Pretty varieties include V. ‘Jackanapes’, which has bicoloured flowers in deep maroon purple and bright yellow at the base, with purple streaks in the centre, and V. x Wittrockiana in the Ultima Series, which is compact, vigorous and heavy-blooming with medium-sized flowers.
They begin to flower in winter and continue through spring, in an exhaustive range of beautiful colours. Pansies, or violas, prefer a sunny site in fertile, well-drained soil.
Good enough to eat – Globe artichoke
Not only are they delicious when cooked and dipped in vinaigrette, but they also are a stunning structural plant, growing to around 1.5m high with thistle-like arching silvery leaves and ball-like heads, which are removed for cooking.
Artichokes need particular conditions to thrive – good soil, regular watering and feeding and frost protection.
The best way is to start with offsets, available from nurseries, which are rooted suckers around 25cm long with roots attached. Plant them in a light or loamy, well-drained soil in a sunny, sheltered position in rows 90cm (3ft) apart and allowing 90cm (3ft) between the plants. Compost or well-rotted manure should have been added to the soil the previous autumn and then add a general purpose fertiliser a week or two before planting.
Keep the plants well watered, especially during dry periods in the summer, and apply a mulch around the stems in May.
Don’t harvest the artichokes the first year. Cut off the small heads which may develop in the first year to allow the plant to build up strength to produce a better harvest the following year.

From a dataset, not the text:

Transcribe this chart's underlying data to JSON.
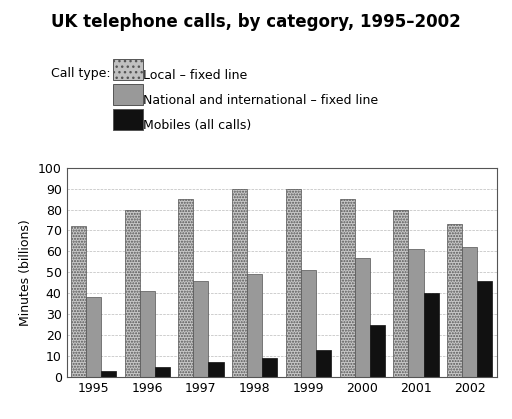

The main head at the end of the stems and a number of smaller heads on lateral shoots can be harvested around August, before the flower heads have opened.
Three ways to… Select a greenhouse
1. Check that any timbers which might be used in the construction have been treated, to retain their colour and increase longevity.
2. Size matters. The minimum size for easy gardening should be around 1.4m x 1.8m (8 x 6ft).
3. If you have children, it may be worth paying extra for toughened safety glass.
What to do this week
* Add a general fertiliser such as blood, fish and bone to your borders, rake it in and then mulch it with compost or bark and, if it hasn’t rained, water it in.
* Prune spring-flowering shrubs which are fading, such as forsythia.
* Continue to plant summer-flowering bulbs.
* Keep transplanted flowers well watered during dry spells.
* Prick out seedlings and pot them on.
* Repot container plants which have outgrown their space into larger pots with fresh compost.
* Save moisture by putting saucers under containers.
* Put brassica collars around cabbages and cauliflowers to deter cabbage root fly.
* Erect low screens around carrots to keep carrot fly at bay.
* Ventilate the greenhouse on sunny days to stop the build-up of pests and diseases.
* Prune plum trees.
* Deadhead naturalised bulbs to keep them healthy.